In 2007 I became involved in several research projects examining different aspects of the ecology of the Yellow Mud Turtle (Kinosternon flavescens) in the Chihuahuan Desert of west Texas. We have been studying population demographics, growth, movement, phenology, and a novel shell disease in a population of these turtles on C. E. Miller Ranch in Jeff Davis County. Historically, these turtles solely relied on ephemeral pools that filled for short periods of time after summer rains and once these sites dried out, these turtles move back to upland terrestrial habitats. However, the presence of permanent, well-filled cattle ponds has allowed these turtles to remain in these habitats for prolonged periods of times, influencing growth their growth and subsequently the progression of an algae-mediated shell disease.

Morphological and Genetic Variation Among Populations of Plethodon albagula

Western Slimy Salamander (Plethodon albagula)

The Western Slimy Salamander (Plethodon albagula) is recognized as having two disjunct ranges, one on the Edwards Plateau of Central Texas and the other within the Interior Highlands of Missouri, Oklahoma, and Arkansas. Morphological and genetic variation has been found within the Edwards Plateau among several different lineages, though less is known about the Interior Highlands population. Currently, I am currently examining both morphological and genetic variation within the Interior Highlands populations and between these two broadly distributed populations, and plan to expand these studies to include ecological perspectives.

Distributions of Amphibians and Reptiles in South Dakota


Map of South Dakota showing amphibian and reptile specimens collected pre-2000 (black) and post-2000 (blue).

Current understanding of the distributions of amphibians and reptiles in South Dakota is limited compared to that of many other vertebrate groups in the state. Continuing increases in human population, conversion of grasslands to agriculture, and habitat degradation all likely have strong negative impacts South Dakota’s amphibian and reptile species, but their effects are difficult to track because of limited historic and modern sampling. I am currently working to update the known distributions of all South Dakota amphibian and reptile species and have compiled a database of over 11,700 specimens to better map these distributions. For additional information on this project visit:

Philippine Amphibian and Reptile Diversity

Pseudogekko phylogeny

The Philippines is home to a remarkable diversity of amphibians and reptiles, the majority (~75%) of which are endemic to this island archipelago. Recent studies of the archipelago’s terrestrial biodiversity have dramatically increased the number of recognized species, often as the result of identification of unique genetic lineages. Species once recognized to have wide distributions that spanned multiple faunal regions have more recently been revealed to constitute complexes of multiple species, each of which is typically restricted to a specific faunal region, island group, or complex geographic regions. I have been collaborating with researchers to help describe this incredible species diversity and resolve taxonomic issues with newly collected morphological and molecular datasets. Two focal genera that I have been working with are limb-reduced Brachymeles (Scincidae) and secretive Pseudogekko (Gekkonidae).

Natural History of Reptiles and Amphibians

Big Bend Patch-nosed Snake (Salvadora deserticola)

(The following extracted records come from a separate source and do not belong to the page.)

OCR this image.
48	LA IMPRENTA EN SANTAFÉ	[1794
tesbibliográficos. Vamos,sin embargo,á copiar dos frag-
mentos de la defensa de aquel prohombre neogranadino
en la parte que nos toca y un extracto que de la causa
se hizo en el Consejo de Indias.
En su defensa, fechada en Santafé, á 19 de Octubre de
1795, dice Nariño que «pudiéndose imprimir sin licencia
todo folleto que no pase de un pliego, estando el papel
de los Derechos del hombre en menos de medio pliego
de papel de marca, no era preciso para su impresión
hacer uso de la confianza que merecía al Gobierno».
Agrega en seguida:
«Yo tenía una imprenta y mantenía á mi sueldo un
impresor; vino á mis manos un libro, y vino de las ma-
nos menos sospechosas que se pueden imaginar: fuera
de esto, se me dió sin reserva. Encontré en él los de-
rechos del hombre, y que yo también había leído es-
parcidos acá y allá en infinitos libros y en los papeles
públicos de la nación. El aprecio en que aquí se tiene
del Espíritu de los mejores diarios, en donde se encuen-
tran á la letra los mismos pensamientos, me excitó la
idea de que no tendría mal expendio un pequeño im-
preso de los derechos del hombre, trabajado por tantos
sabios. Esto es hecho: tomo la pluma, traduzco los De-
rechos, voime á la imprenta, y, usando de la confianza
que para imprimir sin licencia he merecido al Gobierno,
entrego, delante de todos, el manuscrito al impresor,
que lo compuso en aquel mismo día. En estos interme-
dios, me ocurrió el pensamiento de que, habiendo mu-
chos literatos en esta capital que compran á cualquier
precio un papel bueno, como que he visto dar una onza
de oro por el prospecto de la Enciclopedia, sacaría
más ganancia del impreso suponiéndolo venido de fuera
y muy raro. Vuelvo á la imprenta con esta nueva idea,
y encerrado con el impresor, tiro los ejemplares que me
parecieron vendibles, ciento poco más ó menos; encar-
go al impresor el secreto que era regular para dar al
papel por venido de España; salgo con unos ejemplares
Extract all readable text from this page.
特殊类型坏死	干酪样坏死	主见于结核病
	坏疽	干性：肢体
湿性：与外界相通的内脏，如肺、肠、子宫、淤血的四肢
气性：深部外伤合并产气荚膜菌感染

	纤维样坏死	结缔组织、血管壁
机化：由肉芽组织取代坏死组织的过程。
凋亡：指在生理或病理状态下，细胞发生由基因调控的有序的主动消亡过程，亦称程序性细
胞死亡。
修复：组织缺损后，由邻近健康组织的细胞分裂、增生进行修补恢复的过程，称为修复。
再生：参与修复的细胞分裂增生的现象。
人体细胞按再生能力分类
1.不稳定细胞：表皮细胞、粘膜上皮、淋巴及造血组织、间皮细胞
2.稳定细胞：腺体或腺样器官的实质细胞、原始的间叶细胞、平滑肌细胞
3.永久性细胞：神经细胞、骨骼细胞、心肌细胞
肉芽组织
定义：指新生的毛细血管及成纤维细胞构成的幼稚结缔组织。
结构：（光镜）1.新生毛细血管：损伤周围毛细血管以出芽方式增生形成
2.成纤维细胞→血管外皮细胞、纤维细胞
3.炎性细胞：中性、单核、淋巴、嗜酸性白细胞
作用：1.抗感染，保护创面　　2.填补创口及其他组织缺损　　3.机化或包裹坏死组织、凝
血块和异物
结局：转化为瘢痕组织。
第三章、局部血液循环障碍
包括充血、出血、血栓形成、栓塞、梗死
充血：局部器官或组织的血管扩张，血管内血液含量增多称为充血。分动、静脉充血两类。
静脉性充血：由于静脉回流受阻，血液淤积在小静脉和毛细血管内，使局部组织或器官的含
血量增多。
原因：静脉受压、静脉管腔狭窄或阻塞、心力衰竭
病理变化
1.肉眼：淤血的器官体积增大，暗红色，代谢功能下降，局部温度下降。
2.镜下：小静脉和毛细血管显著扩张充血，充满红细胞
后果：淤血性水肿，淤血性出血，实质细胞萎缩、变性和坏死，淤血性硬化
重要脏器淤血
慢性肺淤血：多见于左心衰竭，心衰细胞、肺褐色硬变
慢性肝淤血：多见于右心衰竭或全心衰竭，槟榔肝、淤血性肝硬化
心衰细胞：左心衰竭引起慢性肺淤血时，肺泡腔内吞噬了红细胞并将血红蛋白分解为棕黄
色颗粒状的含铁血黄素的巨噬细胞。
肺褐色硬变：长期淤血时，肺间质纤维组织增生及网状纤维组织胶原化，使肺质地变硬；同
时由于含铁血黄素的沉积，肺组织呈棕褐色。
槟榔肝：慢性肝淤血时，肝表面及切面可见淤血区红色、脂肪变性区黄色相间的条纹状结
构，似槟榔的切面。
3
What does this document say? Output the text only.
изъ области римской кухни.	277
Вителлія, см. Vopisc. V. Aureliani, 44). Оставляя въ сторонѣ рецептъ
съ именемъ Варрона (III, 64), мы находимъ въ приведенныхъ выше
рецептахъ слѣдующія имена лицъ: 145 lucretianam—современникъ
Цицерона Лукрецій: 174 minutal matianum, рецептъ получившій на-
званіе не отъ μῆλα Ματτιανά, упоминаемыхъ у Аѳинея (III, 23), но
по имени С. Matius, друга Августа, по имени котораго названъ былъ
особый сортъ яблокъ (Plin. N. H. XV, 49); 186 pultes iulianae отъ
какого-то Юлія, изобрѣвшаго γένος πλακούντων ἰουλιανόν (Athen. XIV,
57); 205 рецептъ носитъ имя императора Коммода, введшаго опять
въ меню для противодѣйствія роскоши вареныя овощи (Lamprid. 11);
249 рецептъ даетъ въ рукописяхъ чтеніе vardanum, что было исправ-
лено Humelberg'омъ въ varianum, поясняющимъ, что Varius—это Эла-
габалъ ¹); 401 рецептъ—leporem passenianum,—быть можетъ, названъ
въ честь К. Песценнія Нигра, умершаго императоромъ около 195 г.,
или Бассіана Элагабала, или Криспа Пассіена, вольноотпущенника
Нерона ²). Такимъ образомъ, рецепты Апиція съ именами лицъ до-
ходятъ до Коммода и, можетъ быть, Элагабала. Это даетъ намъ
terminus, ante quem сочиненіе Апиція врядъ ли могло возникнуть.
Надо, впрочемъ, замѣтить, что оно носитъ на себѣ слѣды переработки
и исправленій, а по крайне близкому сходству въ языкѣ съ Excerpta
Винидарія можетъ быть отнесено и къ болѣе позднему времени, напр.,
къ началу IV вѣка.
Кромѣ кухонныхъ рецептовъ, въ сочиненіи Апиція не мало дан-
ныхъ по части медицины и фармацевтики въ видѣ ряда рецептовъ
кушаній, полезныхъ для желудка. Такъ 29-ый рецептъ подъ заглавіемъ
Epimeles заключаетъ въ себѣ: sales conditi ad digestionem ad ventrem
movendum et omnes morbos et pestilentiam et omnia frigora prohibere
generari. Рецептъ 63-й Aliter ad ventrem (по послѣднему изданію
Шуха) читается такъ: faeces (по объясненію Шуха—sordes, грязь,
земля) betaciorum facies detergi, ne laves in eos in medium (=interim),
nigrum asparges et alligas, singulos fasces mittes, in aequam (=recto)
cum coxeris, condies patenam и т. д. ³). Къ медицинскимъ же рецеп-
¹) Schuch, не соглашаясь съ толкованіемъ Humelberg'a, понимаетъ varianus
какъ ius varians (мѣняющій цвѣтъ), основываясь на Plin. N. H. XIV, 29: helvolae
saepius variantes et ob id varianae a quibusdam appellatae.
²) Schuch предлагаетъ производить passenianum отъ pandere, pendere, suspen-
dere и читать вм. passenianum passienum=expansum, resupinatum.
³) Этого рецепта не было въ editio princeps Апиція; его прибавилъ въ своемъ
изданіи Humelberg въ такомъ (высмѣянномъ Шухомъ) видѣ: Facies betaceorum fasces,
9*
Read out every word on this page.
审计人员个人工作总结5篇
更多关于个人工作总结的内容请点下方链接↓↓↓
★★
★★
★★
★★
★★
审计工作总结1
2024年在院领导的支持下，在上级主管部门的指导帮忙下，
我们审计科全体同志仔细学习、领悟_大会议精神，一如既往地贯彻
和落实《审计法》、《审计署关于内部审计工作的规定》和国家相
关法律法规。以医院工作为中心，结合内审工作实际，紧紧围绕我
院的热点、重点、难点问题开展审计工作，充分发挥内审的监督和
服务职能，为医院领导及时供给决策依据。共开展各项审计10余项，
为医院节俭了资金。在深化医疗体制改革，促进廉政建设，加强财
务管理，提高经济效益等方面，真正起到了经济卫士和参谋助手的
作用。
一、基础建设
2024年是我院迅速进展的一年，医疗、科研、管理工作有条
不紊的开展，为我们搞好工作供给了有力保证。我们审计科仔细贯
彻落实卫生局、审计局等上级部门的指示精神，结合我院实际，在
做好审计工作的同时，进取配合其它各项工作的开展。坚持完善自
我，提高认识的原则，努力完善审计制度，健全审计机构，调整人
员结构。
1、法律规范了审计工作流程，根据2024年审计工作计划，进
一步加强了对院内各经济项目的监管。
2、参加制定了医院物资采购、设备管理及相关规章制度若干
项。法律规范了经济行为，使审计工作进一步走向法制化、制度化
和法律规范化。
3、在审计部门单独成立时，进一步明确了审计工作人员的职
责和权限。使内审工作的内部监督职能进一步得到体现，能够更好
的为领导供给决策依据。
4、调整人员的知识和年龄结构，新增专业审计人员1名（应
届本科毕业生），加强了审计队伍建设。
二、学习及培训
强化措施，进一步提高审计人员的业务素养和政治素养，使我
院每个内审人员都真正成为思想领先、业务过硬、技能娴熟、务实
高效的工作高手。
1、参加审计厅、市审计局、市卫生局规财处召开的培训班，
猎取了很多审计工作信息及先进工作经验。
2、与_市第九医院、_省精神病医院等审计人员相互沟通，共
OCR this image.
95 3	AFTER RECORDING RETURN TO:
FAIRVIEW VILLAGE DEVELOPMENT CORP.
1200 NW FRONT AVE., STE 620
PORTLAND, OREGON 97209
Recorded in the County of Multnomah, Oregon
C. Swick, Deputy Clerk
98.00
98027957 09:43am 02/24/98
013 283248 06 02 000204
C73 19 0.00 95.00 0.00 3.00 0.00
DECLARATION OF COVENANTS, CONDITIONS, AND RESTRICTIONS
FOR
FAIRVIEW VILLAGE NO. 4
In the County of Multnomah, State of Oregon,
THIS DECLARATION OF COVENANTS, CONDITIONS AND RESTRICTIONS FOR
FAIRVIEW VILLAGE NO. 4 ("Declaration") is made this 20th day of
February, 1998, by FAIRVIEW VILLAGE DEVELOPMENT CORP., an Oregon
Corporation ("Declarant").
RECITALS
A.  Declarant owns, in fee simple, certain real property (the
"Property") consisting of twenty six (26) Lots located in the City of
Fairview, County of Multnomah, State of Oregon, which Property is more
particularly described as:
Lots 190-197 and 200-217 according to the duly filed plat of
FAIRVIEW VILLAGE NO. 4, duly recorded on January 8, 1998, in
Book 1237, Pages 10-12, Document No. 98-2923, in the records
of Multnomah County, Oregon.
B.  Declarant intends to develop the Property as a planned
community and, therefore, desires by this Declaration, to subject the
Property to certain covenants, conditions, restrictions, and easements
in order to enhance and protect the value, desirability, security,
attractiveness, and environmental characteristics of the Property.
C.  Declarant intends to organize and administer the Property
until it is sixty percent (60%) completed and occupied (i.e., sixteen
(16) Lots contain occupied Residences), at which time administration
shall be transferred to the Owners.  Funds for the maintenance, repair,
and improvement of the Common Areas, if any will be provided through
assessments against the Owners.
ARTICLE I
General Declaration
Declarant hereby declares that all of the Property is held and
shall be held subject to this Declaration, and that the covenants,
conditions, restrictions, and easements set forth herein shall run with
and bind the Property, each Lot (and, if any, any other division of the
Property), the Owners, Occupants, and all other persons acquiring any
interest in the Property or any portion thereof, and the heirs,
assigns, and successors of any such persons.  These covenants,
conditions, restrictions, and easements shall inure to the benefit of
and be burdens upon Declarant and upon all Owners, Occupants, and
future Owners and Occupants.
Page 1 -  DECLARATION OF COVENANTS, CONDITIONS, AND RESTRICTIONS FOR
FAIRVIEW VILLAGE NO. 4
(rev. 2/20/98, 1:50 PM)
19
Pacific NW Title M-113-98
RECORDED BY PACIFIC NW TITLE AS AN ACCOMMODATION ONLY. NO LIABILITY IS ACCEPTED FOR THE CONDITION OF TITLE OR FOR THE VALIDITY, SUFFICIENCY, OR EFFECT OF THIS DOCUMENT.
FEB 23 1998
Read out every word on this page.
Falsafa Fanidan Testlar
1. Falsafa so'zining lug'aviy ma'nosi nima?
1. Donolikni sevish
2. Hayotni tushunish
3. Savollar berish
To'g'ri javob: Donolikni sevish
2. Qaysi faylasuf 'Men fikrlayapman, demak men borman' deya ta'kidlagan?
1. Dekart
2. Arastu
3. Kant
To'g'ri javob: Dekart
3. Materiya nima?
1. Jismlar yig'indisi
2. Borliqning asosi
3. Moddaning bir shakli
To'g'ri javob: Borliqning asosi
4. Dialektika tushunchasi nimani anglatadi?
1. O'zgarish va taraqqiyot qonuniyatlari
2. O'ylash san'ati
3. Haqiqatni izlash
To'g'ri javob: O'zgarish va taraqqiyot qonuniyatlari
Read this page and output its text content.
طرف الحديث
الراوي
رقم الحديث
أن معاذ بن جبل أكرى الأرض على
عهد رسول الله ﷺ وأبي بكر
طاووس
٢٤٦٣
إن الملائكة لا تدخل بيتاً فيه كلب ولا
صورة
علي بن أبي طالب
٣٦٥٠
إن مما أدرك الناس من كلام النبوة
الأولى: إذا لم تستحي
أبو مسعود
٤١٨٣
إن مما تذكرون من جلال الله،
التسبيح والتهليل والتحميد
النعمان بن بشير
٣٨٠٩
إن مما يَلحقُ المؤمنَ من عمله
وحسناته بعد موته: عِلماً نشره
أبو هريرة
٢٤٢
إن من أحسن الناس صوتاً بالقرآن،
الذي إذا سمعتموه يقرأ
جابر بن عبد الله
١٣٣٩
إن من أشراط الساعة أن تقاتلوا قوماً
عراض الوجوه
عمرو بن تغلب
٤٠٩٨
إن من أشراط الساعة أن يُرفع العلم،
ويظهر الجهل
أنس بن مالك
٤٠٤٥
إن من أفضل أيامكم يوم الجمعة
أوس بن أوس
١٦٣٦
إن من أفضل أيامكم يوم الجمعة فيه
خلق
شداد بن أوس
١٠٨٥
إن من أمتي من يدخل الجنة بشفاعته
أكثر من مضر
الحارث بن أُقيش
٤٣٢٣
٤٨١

Another avenue of research which I have a particular interest in is natural history. While many people favor ‘hypothesis-driven’ studies, there is a paucity of information about a vast number of amphibian and reptile species. Particularly, little is known about species which have limited geographic ranges, are infrequently encountered, or are of conservation concern. Further, many ecological questions can only be fully understood with an intimate knowledge about the species involved and often, this information is lacking. As we increase our understanding of particular aspects of natural history, we can better manage populations and species which are of interest.